“Onlar gitti ben ve Akayaka öksüz kaldı”
Çocukluğunda annesi tarafından “Komünistler gelip seni kapacak” diye korkutulan Hamdi Yücel Gürsoy, Eskişehir Cezaevi’nden Bursa Cezaevi’ne nakledilirken çocuklarla birlikte ürkerek izlemeye gittiği Nazım Hikmet’in mahpusane arkadaşı ve yoldaşı Nail V. Çakırhan’ın yıllar sonra en yakın dostu olmuş. Gürsoy, Muğla’nın tanınmış bir iş insanı olmasına karşın çevresi ve dostları Türkiye’nin bir dönemine damga vurmuş sol, sosyalist kimlikli aydınlarından oluşmuş. Nail V. Çakırhan, Halet Çambel, Oktay Akbal, İlhan Selçuk ve Bedia Akarsu ile yaz aylarındaında onları buluşturan kişi olan Gürsoy, “Onlar gidince ben çok yalnız, öksüz gibi kaldım” diyor.
Miyase İlknur-Cumhuriyet Pazar"Hamdi Yücel Gürsoy da kimmiş?” diyerek internet ortamında kısa bir gezinti yaptığınızda karşınıza Muğla’da hastanesi, Akyaka’da oteli ve kereste fabrikası olan bir işinsanı portresi çıkar karşınıza. İşinsanı olmanın yanında futbolcu ve Muğlaspor Başkanlığı nedeniyle spor camiasında da bilinen bir isimdir. Ama bizim onunla söyleşi yapmamızın gerekçesi, ne onu başarılı bir işinsanı olarak tanıtmak ne de sporculuk ve spor yöneticiliği geçmişiydi. Kuşkusuz bu alanlarda da yaptıkları, ettikleri kayde değer işler. Ancak Hamdi Yücel Gürsoy’un en kayda değer yönü, onun Türkiye’nin bir dönemine damga vurmuş aydınları ile dostluğu ve yaz aylarında herkesin tanışmak, birkaç kelam etmek için imza günlerini ya da panellerini beklediği bu isimlerle çoğunlukla Akyaka sahilindeki otelinin terasında ya da Azmakbaşı’ndaki meyhanelerde kurulan sofralarda onlarla tadına doyulmaz muhabbetlerin değişmez konuğu olmasıdır. Akyaka denilince ilk akla gelen kişi elbette Nail V. Çakırhan ve eşi Halet Çambel’dir. Hamdi Yücel Gürsoy’u diğer dostlarla tanıştıran ve o dünyanın kapısını aralayan da Nail V. Çakırhan’ır aslında. Nail.
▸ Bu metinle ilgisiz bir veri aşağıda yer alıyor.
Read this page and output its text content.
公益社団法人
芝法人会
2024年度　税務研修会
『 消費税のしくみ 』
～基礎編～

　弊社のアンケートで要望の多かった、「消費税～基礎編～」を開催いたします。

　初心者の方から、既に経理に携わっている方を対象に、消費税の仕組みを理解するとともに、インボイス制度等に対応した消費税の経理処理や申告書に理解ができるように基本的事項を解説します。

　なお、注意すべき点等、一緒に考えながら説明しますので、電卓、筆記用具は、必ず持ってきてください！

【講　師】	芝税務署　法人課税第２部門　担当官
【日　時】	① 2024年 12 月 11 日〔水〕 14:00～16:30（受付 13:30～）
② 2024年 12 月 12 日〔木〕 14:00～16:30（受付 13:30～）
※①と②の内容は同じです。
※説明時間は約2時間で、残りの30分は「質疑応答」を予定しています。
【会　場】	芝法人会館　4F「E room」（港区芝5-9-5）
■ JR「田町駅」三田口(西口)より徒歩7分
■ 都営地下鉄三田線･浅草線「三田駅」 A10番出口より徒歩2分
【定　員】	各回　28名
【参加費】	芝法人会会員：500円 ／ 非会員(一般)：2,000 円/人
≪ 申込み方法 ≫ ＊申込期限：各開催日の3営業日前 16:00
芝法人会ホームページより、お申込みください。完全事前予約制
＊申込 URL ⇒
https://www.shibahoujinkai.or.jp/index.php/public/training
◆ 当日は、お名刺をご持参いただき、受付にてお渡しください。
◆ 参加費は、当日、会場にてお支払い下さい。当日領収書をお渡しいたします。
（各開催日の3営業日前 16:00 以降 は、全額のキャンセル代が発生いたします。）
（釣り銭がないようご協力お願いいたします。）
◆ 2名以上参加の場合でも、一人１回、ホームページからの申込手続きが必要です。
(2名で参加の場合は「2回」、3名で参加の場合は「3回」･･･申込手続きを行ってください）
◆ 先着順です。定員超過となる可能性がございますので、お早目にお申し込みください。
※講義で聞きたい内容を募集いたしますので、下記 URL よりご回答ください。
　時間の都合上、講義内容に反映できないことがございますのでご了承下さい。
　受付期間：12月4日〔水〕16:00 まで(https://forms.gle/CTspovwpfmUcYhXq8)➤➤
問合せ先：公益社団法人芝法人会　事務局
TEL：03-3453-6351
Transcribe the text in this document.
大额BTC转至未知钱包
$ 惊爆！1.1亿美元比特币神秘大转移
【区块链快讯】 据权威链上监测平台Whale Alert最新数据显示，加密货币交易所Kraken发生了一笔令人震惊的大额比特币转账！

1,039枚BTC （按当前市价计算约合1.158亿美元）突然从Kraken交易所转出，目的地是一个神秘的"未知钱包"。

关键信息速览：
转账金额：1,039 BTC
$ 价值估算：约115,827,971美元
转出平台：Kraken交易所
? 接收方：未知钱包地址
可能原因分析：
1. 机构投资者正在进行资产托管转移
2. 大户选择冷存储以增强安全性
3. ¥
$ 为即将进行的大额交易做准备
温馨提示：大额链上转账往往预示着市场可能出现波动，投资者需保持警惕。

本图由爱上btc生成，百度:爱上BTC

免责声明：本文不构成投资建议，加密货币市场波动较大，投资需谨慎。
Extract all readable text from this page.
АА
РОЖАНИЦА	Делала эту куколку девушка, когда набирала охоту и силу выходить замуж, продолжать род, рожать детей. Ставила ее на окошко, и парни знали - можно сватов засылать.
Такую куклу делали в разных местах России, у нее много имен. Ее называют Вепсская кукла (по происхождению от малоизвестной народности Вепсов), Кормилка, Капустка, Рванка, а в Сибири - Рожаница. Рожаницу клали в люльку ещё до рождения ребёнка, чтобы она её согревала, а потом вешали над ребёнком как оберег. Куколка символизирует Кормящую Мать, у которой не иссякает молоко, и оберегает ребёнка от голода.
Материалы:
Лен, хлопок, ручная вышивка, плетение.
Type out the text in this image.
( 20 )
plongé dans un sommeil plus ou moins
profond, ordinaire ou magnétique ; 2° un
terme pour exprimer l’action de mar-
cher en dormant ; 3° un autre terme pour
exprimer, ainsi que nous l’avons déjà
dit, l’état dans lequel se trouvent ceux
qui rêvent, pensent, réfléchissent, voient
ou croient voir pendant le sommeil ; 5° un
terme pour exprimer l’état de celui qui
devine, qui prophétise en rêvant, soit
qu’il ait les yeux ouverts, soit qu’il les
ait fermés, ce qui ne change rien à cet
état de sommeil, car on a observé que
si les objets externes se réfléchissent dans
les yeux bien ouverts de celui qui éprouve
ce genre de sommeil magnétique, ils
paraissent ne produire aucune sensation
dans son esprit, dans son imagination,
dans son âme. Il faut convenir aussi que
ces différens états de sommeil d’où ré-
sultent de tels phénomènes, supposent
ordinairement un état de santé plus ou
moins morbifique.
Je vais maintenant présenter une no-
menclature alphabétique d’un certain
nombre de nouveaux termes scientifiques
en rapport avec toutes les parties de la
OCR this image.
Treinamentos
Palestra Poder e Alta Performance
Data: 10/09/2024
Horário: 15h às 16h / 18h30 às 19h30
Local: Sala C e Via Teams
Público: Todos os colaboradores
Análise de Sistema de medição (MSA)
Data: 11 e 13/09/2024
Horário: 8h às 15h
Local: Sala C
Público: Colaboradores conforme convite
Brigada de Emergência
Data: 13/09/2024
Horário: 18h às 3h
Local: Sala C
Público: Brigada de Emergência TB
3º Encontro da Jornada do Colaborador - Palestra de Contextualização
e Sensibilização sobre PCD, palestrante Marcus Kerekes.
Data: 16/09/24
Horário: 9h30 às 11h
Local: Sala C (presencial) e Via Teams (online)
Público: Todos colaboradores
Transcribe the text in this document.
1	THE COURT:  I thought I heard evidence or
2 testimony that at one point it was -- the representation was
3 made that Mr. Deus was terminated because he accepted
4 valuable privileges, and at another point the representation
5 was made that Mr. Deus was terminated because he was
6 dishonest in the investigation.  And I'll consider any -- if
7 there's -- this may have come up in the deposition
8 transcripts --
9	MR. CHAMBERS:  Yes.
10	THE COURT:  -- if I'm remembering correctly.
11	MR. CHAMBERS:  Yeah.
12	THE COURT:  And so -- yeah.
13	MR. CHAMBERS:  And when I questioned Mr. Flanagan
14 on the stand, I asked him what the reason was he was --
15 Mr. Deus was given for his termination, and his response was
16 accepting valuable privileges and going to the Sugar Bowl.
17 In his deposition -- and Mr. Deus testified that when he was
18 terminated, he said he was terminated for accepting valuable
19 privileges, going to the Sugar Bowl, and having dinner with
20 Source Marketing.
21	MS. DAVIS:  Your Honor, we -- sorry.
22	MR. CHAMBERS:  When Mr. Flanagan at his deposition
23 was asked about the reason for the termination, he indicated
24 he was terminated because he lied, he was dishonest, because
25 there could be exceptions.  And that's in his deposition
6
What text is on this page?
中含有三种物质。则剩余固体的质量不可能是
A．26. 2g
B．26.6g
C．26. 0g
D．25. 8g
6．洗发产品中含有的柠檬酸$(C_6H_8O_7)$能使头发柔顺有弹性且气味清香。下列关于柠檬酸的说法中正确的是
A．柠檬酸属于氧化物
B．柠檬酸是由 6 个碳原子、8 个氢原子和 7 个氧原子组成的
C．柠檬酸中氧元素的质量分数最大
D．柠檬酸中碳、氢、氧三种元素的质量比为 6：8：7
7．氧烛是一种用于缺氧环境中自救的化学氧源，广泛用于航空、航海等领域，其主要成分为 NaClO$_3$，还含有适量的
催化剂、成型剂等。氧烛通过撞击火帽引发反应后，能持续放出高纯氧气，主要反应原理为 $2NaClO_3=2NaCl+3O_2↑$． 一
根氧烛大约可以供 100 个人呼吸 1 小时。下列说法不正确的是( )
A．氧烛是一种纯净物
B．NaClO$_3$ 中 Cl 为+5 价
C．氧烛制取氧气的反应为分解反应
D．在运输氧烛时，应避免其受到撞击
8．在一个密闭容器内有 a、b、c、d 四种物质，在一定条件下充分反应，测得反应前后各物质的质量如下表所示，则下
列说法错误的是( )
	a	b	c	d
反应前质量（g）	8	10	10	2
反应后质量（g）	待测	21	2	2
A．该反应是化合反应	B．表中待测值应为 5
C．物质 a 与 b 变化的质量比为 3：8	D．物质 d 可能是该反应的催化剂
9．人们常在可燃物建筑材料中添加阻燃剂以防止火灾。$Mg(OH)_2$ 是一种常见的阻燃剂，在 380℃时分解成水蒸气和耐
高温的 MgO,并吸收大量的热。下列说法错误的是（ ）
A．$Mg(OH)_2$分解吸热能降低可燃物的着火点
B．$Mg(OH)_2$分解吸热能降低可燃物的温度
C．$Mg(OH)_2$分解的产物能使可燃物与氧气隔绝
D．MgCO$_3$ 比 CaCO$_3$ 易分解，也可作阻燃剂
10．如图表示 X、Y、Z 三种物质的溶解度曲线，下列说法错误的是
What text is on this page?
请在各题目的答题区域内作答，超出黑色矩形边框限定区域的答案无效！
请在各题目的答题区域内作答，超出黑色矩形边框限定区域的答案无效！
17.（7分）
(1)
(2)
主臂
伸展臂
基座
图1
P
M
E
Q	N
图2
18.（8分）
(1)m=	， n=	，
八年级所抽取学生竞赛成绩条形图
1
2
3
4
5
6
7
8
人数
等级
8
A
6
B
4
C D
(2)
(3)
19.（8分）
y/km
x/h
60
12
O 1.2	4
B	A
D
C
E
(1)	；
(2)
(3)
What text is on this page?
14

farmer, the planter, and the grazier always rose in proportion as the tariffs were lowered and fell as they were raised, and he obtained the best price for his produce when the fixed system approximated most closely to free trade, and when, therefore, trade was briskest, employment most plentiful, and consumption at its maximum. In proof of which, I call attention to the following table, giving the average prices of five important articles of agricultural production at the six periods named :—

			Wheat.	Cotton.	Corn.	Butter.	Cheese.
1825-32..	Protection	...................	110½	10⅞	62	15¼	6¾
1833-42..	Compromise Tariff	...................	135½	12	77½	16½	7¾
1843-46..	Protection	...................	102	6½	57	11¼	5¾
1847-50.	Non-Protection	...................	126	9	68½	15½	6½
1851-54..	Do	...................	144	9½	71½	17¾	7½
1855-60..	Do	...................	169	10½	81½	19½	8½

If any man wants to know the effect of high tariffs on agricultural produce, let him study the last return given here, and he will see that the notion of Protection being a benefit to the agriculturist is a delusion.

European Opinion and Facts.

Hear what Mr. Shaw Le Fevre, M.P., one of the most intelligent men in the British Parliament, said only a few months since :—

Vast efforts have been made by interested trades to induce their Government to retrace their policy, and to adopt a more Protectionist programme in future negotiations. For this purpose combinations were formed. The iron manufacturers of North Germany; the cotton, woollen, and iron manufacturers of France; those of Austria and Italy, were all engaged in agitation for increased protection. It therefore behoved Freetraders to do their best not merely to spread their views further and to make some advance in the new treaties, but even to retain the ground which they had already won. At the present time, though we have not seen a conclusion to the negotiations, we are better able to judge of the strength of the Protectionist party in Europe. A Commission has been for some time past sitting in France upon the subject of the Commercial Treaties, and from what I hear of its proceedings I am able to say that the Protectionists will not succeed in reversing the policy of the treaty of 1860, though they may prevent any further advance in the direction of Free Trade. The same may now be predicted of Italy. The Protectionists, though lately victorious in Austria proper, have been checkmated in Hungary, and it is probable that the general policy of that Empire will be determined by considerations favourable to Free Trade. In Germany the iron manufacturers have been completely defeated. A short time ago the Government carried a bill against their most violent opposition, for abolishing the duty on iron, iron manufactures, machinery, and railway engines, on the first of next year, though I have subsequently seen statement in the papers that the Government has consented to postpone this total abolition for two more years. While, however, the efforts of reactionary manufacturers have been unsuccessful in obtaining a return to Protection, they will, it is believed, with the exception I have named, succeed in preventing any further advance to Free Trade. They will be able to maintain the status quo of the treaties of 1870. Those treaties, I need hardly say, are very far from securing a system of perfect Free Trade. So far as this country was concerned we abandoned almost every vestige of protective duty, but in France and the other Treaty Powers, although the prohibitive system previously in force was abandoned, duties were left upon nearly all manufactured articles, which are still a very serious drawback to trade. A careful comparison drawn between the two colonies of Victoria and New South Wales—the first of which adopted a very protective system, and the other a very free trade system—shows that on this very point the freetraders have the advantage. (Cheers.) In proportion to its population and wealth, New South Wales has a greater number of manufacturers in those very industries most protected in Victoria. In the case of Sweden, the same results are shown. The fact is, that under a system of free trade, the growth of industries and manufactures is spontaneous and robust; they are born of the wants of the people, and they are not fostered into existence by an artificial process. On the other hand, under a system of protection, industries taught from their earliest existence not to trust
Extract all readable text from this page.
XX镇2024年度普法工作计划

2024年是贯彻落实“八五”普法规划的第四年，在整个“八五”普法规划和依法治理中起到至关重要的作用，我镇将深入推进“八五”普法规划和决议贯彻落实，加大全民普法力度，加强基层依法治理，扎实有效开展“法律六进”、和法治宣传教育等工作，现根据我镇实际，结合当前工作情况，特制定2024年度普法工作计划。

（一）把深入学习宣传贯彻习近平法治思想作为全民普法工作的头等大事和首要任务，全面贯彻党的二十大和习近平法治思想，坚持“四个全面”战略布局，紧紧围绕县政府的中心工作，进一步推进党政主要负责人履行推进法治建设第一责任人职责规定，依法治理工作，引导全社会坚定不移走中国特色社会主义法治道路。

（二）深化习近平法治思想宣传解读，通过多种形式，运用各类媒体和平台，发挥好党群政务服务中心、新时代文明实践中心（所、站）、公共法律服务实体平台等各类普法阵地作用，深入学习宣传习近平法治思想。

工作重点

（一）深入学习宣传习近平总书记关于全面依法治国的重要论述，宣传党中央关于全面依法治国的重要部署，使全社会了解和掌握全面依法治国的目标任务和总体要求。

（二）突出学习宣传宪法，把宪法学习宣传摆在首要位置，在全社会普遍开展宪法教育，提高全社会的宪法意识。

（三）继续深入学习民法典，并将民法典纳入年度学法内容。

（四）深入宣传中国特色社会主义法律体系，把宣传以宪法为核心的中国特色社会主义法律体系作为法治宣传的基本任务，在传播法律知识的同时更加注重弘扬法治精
V. Çakırhan’la tanışması hayli eski olan Hamdi Yücel Gürsoy’un, ilk başlarda “komünist” diye ürktüğü Çakırhan, ona hem Akyaka sahilinde eşsiz mimarisiyle güzel bir otel sonra da bir ömür sürecek dostlar kazandırmıştır.
Önce Çakırhan veda etti
Artık yaz aylarında kurulan o sofraya önce 2008 yılında Nail V. Çakırhan veda etti, üç yıl sonra da İlhan Selçuk. Onu üç yıl sonra Halet Çambel izledi. Sanki sıraya girmişlerdi o sofranın daimi üyeleri. Halet Çambel’i uğralayalı bir yıl olmuştu ki bu kez Oktay Akbal veda etti. Prof.Dr. Bedia Akarsu da Akbal’ın bir yıl sonrasında gidiverdi. O yaz sofralarının daimi konukları gidince geçici konukları da uğramaz oldu artık Akyaka’ya. Hamdi Yücel Gürsoy, bir başına yapayalnız kalmıştı. Oktay Akbal’ı 96.doğum gününde anmak için gittiğimiz Akyaka’da yine aynı terasta buluştuğumuz Hamdi Yücel Gürsoy, “Çok yalnız kaldım. Eskiden yaz ayları gelsin de bu dostlarımla yine biraraya gelelim diye günleri sayarken şimdi yaz gelsin istemiyorum. Buraya tek başına gelip oturduğumda anılar beynimde uçuşuyor. İşte şu masa, diyorum, Nail Abi hep orda içerdi öğlen kahvesini. İlhan Abi ile Oktay Abi akşam rakılarını şu masada yudumlardı diye iç çekiyorum” diyerek anlatıyor hüznünü. Peki, tamamı komünizm ya da sosyalizm propagandası yapmaktan yargılanmış, bazıları tutuklanmış isimler nasıl olur da bir iş insanıyla bu denli ahbap olurlardı ya da bir iş insanı bu tescilli solcularda ne bulmuştu da günlerini onlarla geçiriyordu diye düşünmeden edemiyor insan. Bunun öyküsünü anlatmak için oldukça geriye, çocukluğuna döndük birlikte.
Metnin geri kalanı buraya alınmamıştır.